Très jeune, il ressent une vocation pastorale et suivra alors des études de théologie à l’Académie de Genève, jadis fondée par Calvin. En 1824, il sera consacré pasteur mais ce n’est qu’en 1827, lors d’un séjour à Naples, qu’il connaîtra une expérience de conversion décisive ; comme le dit l’auteur, qui a fait une thèse en théologie sur Monod à Montpellier, « cette ‘conversion’ à la façon de Saül, crise psychologique qui l’amène à ressentir un sentiment de délivrance, de paix intérieure, grâce à l’action du Saint-Esprit est l’expérience-type de conversion du Réveil ». Monod se sentira désormais très proche du courant évangélique de l’Église réformée et ne cessera plus de critiquer, parfois violemment, le courant libéral qui y était dominant. C’est d’ailleurs ce qui lui vaudra d’être destitué au bout de quatre ans (1827-1831) de sa charge de pasteur au Temple du Change à Lyon par le consistoire qui ne supportait plus ses sermons très énergiques pressant à une conversion radicale.
Excellent orateur
Alors, durant les quatre années suivantes (1832-1836), il sera un des premiers pasteurs de l’Église évangélique de Lyon. Pourtant, il reviendra vite dans le giron de l’Église officielle qu’il refusera ensuite toujours de quitter, à la différence de son frère Frédéric (auquel il s’opposera) qui sera un des fondateurs des Églises évangéliques libres en France.
Adolphe, lui, sera durant une dizaine d’années (1836-1847) professeur à la faculté de théologie de Montauban (qui sera transférée à Montpellier en 1919) où il enseignera successivement la morale, l’hébreu et le Nouveau Testament.
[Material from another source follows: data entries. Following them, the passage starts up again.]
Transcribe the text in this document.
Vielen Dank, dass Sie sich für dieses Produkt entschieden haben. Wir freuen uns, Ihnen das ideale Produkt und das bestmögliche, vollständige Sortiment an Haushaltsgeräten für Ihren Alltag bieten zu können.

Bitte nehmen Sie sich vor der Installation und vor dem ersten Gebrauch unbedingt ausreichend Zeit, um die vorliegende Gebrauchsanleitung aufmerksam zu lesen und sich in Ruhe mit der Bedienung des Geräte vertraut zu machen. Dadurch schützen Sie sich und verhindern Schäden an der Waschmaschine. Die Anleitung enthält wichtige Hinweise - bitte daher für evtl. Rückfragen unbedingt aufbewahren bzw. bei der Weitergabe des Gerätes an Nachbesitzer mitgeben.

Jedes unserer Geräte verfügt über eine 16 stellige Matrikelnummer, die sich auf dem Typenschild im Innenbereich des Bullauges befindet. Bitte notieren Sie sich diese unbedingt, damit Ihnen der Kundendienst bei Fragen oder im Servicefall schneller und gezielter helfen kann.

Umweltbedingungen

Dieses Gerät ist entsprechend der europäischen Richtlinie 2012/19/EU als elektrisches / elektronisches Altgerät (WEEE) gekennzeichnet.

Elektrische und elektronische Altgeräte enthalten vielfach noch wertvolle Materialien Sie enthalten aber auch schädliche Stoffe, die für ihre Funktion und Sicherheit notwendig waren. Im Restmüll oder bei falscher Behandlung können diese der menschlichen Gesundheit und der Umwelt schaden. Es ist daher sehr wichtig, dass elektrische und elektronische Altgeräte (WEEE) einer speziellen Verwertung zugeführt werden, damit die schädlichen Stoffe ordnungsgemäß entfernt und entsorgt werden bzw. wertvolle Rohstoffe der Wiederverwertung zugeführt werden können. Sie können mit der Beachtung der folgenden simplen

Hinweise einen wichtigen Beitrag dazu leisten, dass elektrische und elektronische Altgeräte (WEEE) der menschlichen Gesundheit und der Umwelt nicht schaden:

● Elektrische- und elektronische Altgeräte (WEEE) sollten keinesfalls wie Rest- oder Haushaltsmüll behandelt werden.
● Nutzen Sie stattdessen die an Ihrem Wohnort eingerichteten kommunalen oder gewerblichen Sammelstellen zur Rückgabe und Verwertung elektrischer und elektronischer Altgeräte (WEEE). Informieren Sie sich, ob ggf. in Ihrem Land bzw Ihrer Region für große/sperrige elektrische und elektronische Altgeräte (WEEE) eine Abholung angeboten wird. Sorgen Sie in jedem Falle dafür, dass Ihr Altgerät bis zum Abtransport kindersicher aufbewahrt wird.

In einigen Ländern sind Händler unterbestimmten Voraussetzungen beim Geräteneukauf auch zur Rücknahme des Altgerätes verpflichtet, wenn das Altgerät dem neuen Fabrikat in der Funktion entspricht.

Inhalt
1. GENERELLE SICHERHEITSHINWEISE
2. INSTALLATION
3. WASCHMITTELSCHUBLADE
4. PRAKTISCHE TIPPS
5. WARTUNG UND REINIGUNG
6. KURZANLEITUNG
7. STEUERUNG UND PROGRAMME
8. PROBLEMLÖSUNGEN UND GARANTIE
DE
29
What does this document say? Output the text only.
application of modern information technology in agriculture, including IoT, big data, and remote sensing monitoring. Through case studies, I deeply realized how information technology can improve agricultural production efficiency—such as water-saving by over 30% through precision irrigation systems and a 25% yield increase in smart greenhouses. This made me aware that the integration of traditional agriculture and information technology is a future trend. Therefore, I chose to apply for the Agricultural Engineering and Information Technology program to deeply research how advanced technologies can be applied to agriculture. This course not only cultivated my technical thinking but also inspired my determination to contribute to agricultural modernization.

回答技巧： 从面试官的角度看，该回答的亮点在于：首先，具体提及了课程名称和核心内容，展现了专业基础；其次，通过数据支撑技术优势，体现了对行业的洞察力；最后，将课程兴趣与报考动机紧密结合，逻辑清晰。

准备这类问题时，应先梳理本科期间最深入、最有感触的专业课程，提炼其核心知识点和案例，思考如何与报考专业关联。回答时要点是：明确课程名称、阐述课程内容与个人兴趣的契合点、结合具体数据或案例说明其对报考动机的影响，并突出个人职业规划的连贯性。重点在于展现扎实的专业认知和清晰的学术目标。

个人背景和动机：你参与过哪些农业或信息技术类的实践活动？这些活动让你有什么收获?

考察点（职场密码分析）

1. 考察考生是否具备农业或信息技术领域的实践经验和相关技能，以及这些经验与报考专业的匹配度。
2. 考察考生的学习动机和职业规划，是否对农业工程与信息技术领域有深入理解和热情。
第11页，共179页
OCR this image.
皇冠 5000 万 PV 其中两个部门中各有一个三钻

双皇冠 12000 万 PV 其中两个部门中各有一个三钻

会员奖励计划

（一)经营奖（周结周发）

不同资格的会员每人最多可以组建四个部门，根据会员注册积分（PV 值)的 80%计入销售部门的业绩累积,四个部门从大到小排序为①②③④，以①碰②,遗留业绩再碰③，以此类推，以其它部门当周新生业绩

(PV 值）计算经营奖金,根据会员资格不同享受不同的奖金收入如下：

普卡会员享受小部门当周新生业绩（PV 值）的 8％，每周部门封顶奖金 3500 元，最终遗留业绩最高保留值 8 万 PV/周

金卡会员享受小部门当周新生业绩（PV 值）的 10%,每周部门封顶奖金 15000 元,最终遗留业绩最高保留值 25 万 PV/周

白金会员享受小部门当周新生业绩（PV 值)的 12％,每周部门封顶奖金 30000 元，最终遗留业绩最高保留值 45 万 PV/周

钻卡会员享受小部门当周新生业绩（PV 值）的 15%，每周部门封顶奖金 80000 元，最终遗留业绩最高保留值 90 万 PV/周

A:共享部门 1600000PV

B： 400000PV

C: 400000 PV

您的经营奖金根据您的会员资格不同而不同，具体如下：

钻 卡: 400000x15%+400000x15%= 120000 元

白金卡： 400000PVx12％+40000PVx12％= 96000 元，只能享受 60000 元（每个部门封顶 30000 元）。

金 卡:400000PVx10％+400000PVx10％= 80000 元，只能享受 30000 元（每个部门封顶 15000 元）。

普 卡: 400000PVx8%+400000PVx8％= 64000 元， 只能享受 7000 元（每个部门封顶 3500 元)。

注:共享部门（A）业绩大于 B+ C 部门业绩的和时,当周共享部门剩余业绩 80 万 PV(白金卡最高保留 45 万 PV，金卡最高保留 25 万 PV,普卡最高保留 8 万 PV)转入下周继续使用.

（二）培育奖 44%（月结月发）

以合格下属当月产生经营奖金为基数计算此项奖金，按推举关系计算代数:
Il finira sa courte carrière comme pasteur (1847-1856), toujours dans l’Église établie, où il critiquera le Réveil, ce qui, comme l’indique le sous-titre de notre ouvrage, fera de lui un ‘artisan paradoxal’ de ce dernier puisqu’il l’a fortement influencé sans avoir jamais voulu y adhérer formellement et il n’a jamais hésité à en dénoncer les dérives, ou tout au moins ce qui apparaissait tel à ses yeux.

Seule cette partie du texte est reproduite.